Original caricature by Jeff York of Kate Beckinsale in LOVE & FRIENDSHIP.
It’s funny, but the best and most modern comedic portrayal of a woman in a movie so far this year concerns a woman from the 19th century. It’s the portrayal of Lady Susan Vernon in Whit Stillman’s sublime Jane Austen adaptation LOVE & FRIENDSHIP that is the true revelation. In the movie, Lady Susan finds herself a widow, and desperately in search of a new husband to keep her in the style she’s accustomed to. To keep up her status quo, she starts an elaborate scheme to get exactly what she wants, even if it requires pulling the wool over everyone's eyes. It’s her only recourse of course, as in those days the options for a widow were paper thin. Thus, she chooses to play their confining game with the intent of beating all the one-percent white males at this asinine and rigged game.

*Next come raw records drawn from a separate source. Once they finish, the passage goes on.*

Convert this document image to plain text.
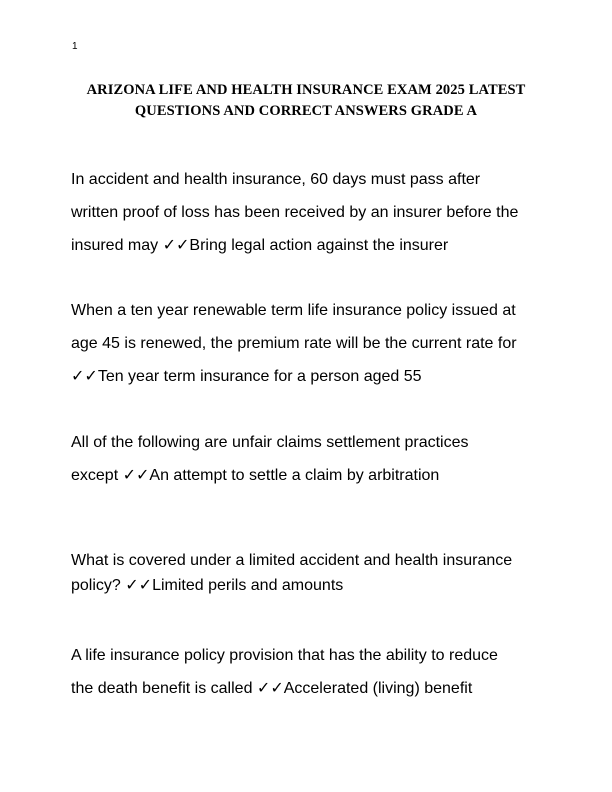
1
ARIZONA LIFE AND HEALTH INSURANCE EXAM 2025 LATEST
QUESTIONS AND CORRECT ANSWERS GRADE A

In accident and health insurance, 60 days must pass after
written proof of loss has been received by an insurer before the
insured may ✓✓Bring legal action against the insurer

When a ten year renewable term life insurance policy issued at
age 45 is renewed, the premium rate will be the current rate for
✓✓Ten year term insurance for a person aged 55

All of the following are unfair claims settlement practices
except ✓✓An attempt to settle a claim by arbitration

What is covered under a limited accident and health insurance
policy? ✓✓Limited perils and amounts

A life insurance policy provision that has the ability to reduce
the death benefit is called ✓✓Accelerated (living) benefit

It all makes for a hilarious comedy of manners, as Lady Susan has only her brain and verbal dexterity as a weapon to fight society, but my what weapons they are. And use them she does, with the precision of a ninja, to cajole and convince everyone that her way is the best way and to get exactly what she feels she's due.

Kate Beckinsale has never been better on screen, clearly delighting in all of these verbal acrobatics, and she stays controlled and deliciously cool the whole time. (If there’s any justice in awards season, she’ll be remembered come winter.) We root for her to win, even though Lady Susan is actually quite monstrous. But this vampire, leeching off of the kindness and gullibility of the upper class, never bares her fangs. And Stallman keeps it all subtle and straight too as he refuses to let her show sideways glances or arch a knowing eyebrow. He instructs her to play it utterly straight, and Beckinsale does so perfectly. She may be pulling off a ginormous ruse, but Lady Susan never gives up her tell.

The closest Stillman comes to commenting on her villainy is in her costuming. She's almost always swathed in black. Sure, it’s ostensibly because she is a widow in mourning, but it’s really there to reveal the color of her soul. Even her outlandish hats are symbolic – they match the huge and outrageous scheme she’s concocting, one she wears upon her person wherever she goes.

She bests everyone throughout, and at the end, surprise surprise, she wins. And without anyone really becoming the wiser to her charade. She’s like a master magician in that, pulling off an incredible trick, yet a feat that no one can truly see how it is being accomplished.

How ironic that in the modern world of 2016, when the argument is still being waged about a woman’s worthiness as comedian or whether or not an actress can properly head up franchises and tentpoles, a 200-year-old comedy sets the best example of how it should be done. All it takes is the right script, a complex female character, and a well-cast, accomplished actress to create the perfect storm for film comedy. Let’s hope there are a few more hurricanes left this cinema season.